In a Java application (running JVM version 17), I have a communication protocol where each line has the following structure:
<identifier> <space> <identifer>
The problem is that the identifiers themselves may contain (besides upper- and lowercase latin characters) (single) spaces so that it is unclear what purpose the space symbols have. Example:
Let the communication on the wire be:
abc def uvw xyz
Now, the separating space could have three different positions:
- First identifier:
abc
, second identifier:def uvw xyz
. - First identifier:
abc def
, second identifer:uvw xyz
. - First identifier:
abc def uvw
, second identifier:xyz
.
In the given case, technically this is not a problem: After parsing it is possible to verify each identifier, if it is valid (note that the set of identifier values is both "huge" - and hence you would not want to put it into a regular expression - and partially also unknown, but verifiable after the fact).
[Background for the ambiguous protocol: At the other end, a human being is sitting - and based on his/her role and situation, that person isn't able to think about ambiguity of what they are sending. Moreover, if a human mind reads the text, due to semantics and the meaning of the identifiers, it is obvious where to make the cut.]
The challenge to solve is to create an algorithm which creates all these possible combinations based on an arbitrary input.
For brevity, it may be assumed that there is no "prefix/suffix problem" between the identifiers, i.e. the identifiers are cut in such a way that a suffix of the first identifier isn't a prefix of the second identifier.

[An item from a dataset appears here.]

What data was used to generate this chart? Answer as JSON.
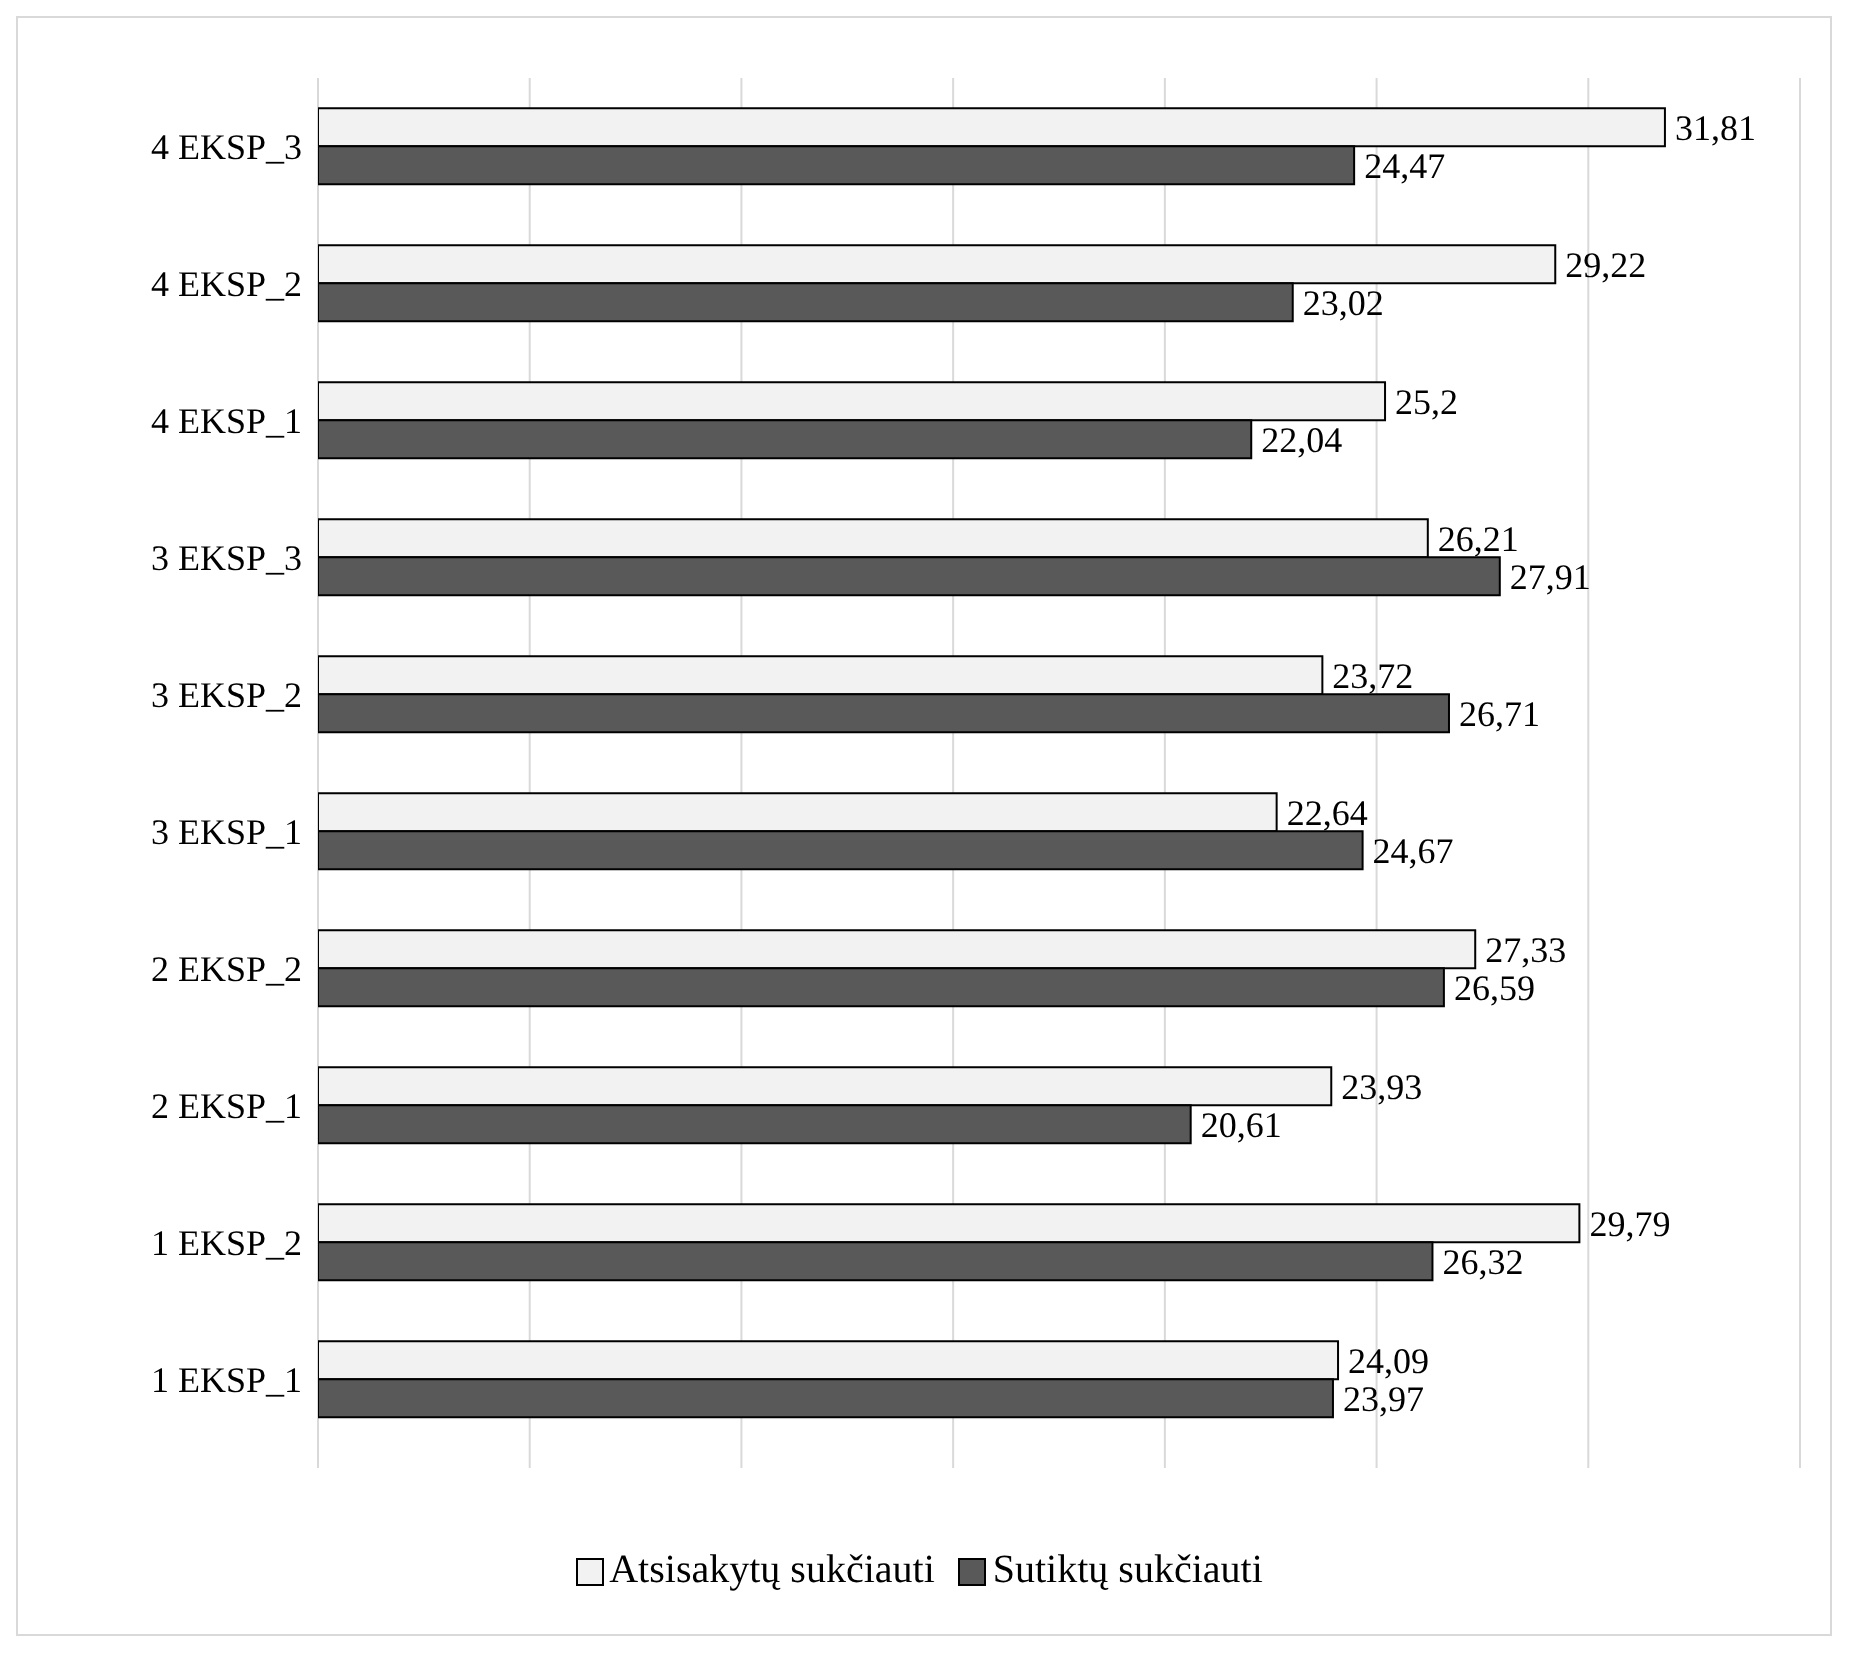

I already tried to start with a Java Pattern Regular Expression like
([A-Za-z ]+) ([A-Za-z ]+)
but here greediness always returns you the "last" variant from above, e.g.
group 1: abc def uvw
group 2: xyz
I also looked around at the various Regex modifiers, including also those not supported by Java (e. g. "Ungreedy"). So I played around with making the quantifier lazy or possessive, but no avail. I also looked at the JavaDoc API, playing around with .find()
and .results()
, but apparently backtracking has terminated and I cannot reinitiate it.
Due to some additional factors, it would be preferrable to have this parsing done using java.util.regex.Pattern
, but this is not mandatory.